M3 Pro — 2.7 trillion-parameter model: Reuters reported on July 8 that MiniMax is developing a large language model with 2.7 trillion parameters — the largest open-weight AI model from a Chinese firm and possibly the largest in the world . The model, internally codenamed M3 Pro, could be released as open source as early as Q3 2026
.
Context: MiniMax already released MiniMax M3 on June 1, 2026, a 428B-parameter MoE model with a 1-million-token context window that scored 59.0% on SWE-Bench Pro . The M3 Pro would more than six times its size in parameter count
.
Exclusion of Wall Street: Bloomberg's July 9 report directly stated that Wall Street banks were "largely absent" from this $5.8 billion AI fundraising week, while Chinese banks like CICC handled the mandates .
Broader HK fundraising boom: Chinese technology firms raised a combined HK$136.23 billion ($17.38 billion) in Hong Kong in 2026 through July 9, across AI, semiconductors, and advanced manufacturing .
Geopolitical driver: The shift reflects deepening US-China regulatory divergence. Washington has tightened restrictions on foreign access to advanced US AI models, while Beijing encourages domestic AI champions to list in Hong Kong rather than on US exchanges. Over 85% of Chinese AI-related companies that went public in 2026 chose Hong Kong .

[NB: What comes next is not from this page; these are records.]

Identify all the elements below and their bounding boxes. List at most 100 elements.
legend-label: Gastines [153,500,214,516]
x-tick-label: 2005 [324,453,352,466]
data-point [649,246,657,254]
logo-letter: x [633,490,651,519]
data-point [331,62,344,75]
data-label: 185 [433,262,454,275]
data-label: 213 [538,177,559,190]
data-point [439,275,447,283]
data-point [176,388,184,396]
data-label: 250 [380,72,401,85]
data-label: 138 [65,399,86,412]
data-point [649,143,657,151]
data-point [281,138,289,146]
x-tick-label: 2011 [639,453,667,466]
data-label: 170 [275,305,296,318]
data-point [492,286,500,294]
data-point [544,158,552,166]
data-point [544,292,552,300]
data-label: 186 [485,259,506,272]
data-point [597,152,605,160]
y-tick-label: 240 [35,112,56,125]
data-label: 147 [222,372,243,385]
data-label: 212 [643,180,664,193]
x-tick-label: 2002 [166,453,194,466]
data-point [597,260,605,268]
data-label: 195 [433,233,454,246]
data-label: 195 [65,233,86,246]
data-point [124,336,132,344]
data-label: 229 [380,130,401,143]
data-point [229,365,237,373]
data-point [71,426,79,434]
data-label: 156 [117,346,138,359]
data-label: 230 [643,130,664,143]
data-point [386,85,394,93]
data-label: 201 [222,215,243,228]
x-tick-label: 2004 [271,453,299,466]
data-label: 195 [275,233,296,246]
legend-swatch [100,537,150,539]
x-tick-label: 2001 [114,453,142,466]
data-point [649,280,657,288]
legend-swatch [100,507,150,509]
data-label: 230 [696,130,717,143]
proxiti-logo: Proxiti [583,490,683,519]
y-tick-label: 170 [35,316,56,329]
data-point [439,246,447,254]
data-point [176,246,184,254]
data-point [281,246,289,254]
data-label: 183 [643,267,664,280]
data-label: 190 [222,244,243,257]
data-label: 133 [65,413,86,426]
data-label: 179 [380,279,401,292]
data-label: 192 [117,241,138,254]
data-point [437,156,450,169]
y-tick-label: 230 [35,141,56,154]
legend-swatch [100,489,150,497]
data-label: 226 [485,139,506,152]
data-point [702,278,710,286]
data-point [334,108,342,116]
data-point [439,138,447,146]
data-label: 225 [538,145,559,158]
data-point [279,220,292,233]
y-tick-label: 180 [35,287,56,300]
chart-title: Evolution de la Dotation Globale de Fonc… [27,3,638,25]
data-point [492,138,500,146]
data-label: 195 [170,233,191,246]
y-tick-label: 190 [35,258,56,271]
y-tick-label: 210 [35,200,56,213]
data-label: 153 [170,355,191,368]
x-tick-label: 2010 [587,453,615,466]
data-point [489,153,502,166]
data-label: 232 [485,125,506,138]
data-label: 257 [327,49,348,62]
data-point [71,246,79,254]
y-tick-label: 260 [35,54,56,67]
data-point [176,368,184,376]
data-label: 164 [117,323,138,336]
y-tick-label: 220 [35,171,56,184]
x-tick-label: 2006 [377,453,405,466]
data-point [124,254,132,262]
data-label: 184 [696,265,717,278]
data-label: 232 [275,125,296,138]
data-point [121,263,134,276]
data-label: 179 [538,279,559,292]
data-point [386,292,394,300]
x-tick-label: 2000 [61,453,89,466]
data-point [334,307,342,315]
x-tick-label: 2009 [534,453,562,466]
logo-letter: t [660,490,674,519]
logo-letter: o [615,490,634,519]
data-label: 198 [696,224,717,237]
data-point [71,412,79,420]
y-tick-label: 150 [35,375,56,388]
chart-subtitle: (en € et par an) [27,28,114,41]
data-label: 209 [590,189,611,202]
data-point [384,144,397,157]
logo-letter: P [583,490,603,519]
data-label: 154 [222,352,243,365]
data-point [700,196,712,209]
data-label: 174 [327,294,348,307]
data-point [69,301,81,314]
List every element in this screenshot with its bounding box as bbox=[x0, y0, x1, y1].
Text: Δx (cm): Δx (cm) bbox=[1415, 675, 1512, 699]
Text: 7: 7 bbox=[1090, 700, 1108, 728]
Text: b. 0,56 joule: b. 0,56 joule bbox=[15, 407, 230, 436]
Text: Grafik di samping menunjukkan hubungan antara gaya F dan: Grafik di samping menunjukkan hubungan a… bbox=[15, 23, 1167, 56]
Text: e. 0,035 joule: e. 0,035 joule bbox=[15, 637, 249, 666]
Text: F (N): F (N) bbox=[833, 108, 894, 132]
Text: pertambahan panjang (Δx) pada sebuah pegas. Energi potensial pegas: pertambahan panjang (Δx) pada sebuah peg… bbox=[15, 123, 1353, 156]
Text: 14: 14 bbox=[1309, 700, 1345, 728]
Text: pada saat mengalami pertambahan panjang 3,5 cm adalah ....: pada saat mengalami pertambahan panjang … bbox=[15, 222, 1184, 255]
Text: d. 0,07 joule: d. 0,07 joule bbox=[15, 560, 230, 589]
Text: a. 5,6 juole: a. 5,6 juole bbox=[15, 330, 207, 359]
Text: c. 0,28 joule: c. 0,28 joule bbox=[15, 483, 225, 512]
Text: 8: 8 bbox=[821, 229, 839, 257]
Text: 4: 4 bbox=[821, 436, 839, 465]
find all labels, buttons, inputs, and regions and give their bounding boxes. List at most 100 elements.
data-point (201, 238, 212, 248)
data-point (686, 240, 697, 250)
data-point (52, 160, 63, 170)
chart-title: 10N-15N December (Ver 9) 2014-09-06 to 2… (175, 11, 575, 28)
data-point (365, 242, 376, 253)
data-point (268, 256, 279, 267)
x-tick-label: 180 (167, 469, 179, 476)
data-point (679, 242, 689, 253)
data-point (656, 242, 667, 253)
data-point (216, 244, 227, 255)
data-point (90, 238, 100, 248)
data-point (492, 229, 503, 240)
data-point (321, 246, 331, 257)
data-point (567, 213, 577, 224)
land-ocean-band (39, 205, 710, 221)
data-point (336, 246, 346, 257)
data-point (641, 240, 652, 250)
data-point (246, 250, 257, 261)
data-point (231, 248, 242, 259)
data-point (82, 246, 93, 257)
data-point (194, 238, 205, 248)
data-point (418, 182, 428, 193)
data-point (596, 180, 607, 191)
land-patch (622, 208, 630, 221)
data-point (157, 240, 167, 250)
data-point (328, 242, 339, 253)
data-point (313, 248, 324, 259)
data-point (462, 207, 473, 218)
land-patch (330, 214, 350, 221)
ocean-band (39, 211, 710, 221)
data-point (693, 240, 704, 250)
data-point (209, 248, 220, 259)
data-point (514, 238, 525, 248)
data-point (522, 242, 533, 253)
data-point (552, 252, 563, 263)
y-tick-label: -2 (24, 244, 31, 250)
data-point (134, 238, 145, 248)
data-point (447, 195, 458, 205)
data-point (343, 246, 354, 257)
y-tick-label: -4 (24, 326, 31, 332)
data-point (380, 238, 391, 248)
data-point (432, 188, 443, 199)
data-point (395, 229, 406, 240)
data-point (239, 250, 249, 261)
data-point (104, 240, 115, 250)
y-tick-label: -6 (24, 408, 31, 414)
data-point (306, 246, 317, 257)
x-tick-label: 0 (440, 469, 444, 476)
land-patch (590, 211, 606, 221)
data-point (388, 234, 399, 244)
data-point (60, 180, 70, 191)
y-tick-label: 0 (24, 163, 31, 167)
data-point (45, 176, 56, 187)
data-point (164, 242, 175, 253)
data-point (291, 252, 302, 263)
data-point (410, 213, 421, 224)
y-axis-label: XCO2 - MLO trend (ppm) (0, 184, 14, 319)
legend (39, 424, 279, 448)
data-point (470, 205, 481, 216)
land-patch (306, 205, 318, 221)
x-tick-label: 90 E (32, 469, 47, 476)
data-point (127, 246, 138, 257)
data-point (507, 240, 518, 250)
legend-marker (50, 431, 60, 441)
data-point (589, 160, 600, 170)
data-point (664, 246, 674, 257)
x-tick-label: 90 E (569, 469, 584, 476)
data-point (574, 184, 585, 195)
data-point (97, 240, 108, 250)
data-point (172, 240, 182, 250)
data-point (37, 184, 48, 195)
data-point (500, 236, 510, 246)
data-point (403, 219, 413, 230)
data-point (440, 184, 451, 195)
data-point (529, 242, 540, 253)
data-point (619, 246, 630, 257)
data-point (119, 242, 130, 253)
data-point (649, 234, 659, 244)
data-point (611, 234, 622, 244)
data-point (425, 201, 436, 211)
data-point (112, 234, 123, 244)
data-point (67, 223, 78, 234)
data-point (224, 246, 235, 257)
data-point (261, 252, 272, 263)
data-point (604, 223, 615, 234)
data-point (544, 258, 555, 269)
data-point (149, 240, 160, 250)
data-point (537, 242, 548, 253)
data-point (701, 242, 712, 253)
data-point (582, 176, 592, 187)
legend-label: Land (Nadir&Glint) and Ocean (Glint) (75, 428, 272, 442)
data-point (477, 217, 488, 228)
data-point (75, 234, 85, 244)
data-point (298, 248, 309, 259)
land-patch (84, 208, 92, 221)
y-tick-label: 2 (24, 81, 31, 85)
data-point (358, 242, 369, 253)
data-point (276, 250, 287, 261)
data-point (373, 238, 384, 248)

CICC's rising role: CICC has been the go-to arranger for Chinese AI blockbuster deals in Hong Kong, including Zhipu's $4 billion placement, as Chinese issuers increasingly favor domestic banks that are less exposed to US sanctions risk and extraterritorial enforcement.
Key takeaway: The $5.8 billion AI fundraising week in Hong Kong marks a clear structural shift — Chinese banks are displacing Wall Street as the dominant intermediaries for Chinese tech capital formation in Hong Kong, driven by geopolitical tensions, US export controls, and Beijing's push for domestic financial infrastructure. Zhipu's $4 billion placement (priced at a 13% discount via CICC) went through smoothly with shares rising on lock-up day, and MiniMax simultaneously advanced plans for a 2.7 trillion-parameter open-source model — signaling that China's AI sector continues to scale aggressively despite (or partly because of) Washington-Beijing regulatory divergence.
Studio Global AI
Use this topic as a starting point for a fresh source-backed answer, then compare citations before you share it.
Wall Street banks were largely absent from a $5.8 billion fundraising wave by Chinese AI companies in Hong Kong this week, with Chinese banks like CICC dominating as sole placing agents amid escalating US China geopol...
Wall Street banks were largely absent from a $5.8 billion fundraising wave by Chinese AI companies in Hong Kong this week, with Chinese banks like CICC dominating as sole placing agents amid escalating US China geopol... Zhipu AI raised $4 billion in an accelerated bookbuild at a 13% discount, with CICC as sole placing agent; shares surged over 13% on lock up expiry day and have gained roughly 1,300%–1,700% since its January 2026 IPO...
MiniMax faced its own lock up expiry while simultaneously announcing plans for a 2.7 trillion parameter open source model (M3 Pro), potentially the largest open weight AI model in the world [2][6].